US investment group Lone Star has pulled its planned exit from Korea Exchange Bank following continuing investigations into its investment in 2003.

In the end, the hassle proved too much. US private equity firm Lone Star has terminated a $7.3 billion agreement to sell its controlling stake in Korea Exchange Bank to Kookmin Bank because of prosecutors' ongoing investigations into the firm's initial investment in 2003.

John Grayken, chairman of Lone Star, said: “We have concluded that we cannot move forward with the sale of KEB to Kookmin Bank due to the continuing investigations surrounding Lone Star's investment in KEB.”

On 20 November, local prosecutors indicted Korea Exchange Bank and Lone Star on stock manipulation charges. This came after a Korean court granted prosecutors warrants to arrest Ellis Short, co-founder and vice-chairman of Lone Star, and Michael Thomson, the firm's general counsel, on charges of manipulating the stock price of the bank's credit card unit in 2003.

“Once the investigation is finally completed, we will again consider our strategic options,” added Grayken. “Until then, we will continue to vigorously defend our company and our officers against the prosecutors' groundless accusations.”

A spokeswoman for Kookmin Bank said of Grayken's statement: “We are a little surprised by the decision, but we believe the impact of Lone Star's decision will be limited.
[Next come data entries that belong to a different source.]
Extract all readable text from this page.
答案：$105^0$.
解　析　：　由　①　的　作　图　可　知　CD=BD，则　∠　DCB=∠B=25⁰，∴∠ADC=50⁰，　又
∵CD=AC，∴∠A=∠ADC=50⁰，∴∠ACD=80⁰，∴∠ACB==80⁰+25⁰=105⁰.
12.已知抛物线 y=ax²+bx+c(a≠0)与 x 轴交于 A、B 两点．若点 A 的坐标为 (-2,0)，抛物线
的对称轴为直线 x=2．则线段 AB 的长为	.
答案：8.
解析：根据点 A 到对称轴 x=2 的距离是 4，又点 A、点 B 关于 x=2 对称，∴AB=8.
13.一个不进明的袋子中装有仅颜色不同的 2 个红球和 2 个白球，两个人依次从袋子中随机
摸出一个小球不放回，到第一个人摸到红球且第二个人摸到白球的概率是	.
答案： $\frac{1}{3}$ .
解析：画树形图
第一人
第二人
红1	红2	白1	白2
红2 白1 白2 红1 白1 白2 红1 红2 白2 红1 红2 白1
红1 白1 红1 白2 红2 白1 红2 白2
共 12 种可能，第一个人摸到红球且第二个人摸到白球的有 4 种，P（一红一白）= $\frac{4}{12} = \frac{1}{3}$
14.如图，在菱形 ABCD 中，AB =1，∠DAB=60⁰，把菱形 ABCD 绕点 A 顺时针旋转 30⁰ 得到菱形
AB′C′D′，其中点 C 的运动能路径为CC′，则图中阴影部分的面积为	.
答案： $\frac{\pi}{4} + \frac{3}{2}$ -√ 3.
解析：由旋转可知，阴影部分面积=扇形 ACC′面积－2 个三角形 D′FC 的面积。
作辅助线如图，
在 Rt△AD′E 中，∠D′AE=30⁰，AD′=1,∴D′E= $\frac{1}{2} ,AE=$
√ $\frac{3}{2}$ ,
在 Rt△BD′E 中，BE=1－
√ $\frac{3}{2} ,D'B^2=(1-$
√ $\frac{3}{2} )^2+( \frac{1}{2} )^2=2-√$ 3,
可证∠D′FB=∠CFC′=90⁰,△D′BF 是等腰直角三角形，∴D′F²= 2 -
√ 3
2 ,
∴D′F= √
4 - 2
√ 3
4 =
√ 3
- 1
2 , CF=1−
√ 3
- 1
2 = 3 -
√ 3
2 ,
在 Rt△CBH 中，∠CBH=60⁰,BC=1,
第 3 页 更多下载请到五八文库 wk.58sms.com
We are prepared for a stand-alone asset growth strategy.”

Another source said Kookmin had been hopeful the agreement with Lone Star would be completed, even though a termination had not been completely ruled out.

Grayken continued: “We appreciate Kookmin Bank's hard work on this transaction and regret that it could not be consummated.”

Lone Star would have made more than $4 billion in profit if the sale had been successful. This roused nationalist sentiment and is seen by many as having helped trigger probes into the 2003 purchase of KEB.

The investigations are examining the possibility that the bank's financial health was misrepresented to allow the sale to Lone Star. Many people, including government officials connected with the transaction, have been questioned by prosecutors, who have also raided a number of offices.

Lone Star's dilemma has earned Korea a reputation of being opposed to foreign private equity, which some sources say is unfair. “It is not as simple as some foreign reporters make it seem: an anti-foreign witch hunt. The prosecutors are in a difficult spot too. They need to come up with something tangible,” said an anonymous Seoul-based source.